1年間の取り組みしかできなかったのですが、受験勉強においても「主体的対話的な学習(「深さ」に関しては少し自信がありませんが)」の方が効果的だということを生徒からのフィードバックで確信しています。ただ、予備校に通っている生徒も多くいるので、自分の授業が直接点数に影響したかどうかははっきりとは分かりません。しかし、生徒達からもらったコメントを見ると、多少お世辞が入っているとしても全体としては一定の効果があったと思われます。
ただ、単年度での取り組みだったため効果を比較できなかったこと、この学習方法の効果を上手く伝えられなかった一部の生徒(講義形式や穴埋めプリントを求められる)もいたので反省点もありました。

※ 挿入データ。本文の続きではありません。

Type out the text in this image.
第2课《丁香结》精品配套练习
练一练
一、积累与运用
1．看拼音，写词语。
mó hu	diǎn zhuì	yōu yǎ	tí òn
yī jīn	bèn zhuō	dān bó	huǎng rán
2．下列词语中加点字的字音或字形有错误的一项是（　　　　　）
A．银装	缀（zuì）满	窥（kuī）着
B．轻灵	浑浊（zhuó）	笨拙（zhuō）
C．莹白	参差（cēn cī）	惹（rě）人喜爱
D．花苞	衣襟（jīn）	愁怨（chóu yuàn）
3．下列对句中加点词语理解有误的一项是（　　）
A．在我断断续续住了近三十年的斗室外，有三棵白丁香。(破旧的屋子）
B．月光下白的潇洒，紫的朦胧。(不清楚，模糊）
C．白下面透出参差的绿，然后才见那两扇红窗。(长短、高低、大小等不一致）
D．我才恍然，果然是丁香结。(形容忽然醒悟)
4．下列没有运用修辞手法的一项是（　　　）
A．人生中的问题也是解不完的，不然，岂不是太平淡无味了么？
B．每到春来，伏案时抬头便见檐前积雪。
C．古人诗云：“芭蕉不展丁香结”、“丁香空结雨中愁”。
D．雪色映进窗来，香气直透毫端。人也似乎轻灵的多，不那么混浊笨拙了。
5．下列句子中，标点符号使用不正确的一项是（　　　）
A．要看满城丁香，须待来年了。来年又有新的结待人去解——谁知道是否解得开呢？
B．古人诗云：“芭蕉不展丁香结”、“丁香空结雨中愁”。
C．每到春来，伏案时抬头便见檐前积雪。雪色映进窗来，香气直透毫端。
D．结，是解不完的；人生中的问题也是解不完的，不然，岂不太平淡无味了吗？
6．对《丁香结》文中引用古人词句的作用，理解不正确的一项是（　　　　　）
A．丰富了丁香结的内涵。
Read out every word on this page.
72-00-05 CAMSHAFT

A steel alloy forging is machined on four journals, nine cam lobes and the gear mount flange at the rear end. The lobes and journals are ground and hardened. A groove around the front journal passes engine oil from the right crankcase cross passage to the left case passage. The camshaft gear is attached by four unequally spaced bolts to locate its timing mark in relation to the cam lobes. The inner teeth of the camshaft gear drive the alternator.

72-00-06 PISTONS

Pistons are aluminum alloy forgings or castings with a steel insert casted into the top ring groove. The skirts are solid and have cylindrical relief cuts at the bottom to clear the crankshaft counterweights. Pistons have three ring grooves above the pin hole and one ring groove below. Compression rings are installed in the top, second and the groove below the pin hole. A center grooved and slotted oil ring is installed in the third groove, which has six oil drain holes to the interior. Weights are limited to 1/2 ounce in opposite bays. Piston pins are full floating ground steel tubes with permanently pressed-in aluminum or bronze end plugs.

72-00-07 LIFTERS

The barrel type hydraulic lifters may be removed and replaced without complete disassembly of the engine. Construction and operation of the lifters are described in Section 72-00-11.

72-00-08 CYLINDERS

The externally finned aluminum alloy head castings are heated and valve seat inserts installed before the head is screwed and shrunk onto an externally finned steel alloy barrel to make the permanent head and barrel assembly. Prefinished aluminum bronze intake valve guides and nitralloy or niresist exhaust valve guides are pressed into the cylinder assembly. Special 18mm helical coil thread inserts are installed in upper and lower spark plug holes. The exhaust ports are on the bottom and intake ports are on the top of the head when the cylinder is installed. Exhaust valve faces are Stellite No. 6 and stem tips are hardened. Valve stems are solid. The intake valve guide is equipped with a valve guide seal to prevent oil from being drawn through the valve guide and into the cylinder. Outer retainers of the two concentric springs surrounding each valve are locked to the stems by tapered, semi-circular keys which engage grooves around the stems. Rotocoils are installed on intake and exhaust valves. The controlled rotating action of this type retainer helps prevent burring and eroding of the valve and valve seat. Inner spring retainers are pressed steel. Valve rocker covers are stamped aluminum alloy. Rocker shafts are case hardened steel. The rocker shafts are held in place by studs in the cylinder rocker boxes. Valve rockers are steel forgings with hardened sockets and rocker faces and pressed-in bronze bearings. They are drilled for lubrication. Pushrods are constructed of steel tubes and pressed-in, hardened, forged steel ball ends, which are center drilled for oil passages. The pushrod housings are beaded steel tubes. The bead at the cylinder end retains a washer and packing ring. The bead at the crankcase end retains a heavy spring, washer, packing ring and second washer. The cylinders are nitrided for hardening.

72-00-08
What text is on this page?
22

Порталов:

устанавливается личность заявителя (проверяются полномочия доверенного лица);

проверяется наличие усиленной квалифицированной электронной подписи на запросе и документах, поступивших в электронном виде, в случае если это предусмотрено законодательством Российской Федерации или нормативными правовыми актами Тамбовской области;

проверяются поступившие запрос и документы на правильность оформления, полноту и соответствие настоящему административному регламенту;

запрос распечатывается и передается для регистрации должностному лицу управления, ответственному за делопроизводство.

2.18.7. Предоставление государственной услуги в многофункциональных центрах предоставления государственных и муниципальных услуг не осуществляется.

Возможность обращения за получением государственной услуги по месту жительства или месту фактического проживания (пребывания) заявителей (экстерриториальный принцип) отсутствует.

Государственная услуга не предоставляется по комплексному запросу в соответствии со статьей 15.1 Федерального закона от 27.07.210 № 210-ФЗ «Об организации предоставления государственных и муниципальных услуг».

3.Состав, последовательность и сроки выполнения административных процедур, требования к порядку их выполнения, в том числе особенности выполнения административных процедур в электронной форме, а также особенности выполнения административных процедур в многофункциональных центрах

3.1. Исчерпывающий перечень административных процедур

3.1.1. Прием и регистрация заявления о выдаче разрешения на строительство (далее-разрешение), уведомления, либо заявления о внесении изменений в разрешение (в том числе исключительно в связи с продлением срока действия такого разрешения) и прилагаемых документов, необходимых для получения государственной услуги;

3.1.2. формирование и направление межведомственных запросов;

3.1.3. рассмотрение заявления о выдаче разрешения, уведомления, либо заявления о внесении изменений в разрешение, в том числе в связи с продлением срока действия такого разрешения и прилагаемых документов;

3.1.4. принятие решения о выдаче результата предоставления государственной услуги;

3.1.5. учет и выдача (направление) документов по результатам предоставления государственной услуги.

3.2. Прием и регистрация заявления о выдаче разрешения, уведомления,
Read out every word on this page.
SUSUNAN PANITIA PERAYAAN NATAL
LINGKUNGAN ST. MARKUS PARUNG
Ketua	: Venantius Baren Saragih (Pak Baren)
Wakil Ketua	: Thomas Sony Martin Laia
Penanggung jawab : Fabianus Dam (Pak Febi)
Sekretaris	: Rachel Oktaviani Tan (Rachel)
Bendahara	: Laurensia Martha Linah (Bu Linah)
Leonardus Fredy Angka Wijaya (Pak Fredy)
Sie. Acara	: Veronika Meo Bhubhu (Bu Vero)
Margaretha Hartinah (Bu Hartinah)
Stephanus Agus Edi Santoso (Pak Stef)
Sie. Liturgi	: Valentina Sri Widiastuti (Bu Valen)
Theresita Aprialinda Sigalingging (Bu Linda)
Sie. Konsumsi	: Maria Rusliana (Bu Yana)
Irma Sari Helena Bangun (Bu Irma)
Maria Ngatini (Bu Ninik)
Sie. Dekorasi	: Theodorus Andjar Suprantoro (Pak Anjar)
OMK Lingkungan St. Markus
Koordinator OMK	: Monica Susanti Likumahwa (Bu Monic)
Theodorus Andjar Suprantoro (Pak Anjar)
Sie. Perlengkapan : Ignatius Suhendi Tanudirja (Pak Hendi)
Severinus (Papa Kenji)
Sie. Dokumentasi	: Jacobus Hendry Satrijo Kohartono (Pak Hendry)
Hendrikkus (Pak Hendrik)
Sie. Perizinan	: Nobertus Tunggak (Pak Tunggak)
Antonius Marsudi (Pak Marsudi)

「授業」についての議論は、私にとって「最高の時間」だった
生徒一人ひとりに個性があるように、教員一人ひとりにも個性があります。それぞれが自分に合ったアプローチを考え、それを試行錯誤しながら実践していくことで、生徒はあらゆる角度から刺激を受けることになります。そういった授業での取り組みについて、「しっかり考えたいけれど忙しくてなかなか難しい」と言っている同僚をたくさん見てきました。
良いアイデアは、緊張感のある忙しい日常の中ではなかなか出てこないと思います。私はかつて、科目や教員の経験年数を問わず他の先生の授業をできる限り見させてもらい、常に自分の授業を客観的に見るように心がけていました。そして、実習生なども交えて他の先生と一緒に授業についての議論をすることで、お互いに得意な進め方や上手くいかないと思うことをシェアしてきました。全ての先生とできたわけではありませんが、立場や経験を超えて協議するその時間は、私にとって最高の時間でした。
全てが満足のいく授業なんていうものは存在しませんが、自分の授業をより良いものにしていくために年齢や経験、専門教科をこえてみんなで知恵を出し合ったり、実践しているところをお互いに見て議論することはとても充実していたように感じます。これから教育現場の中で、少しでも業務が改善され、生徒達にとって最も大切である「授業」がより充実する方向に向かってほしいです。
最後までお読みいただきありがとうございました。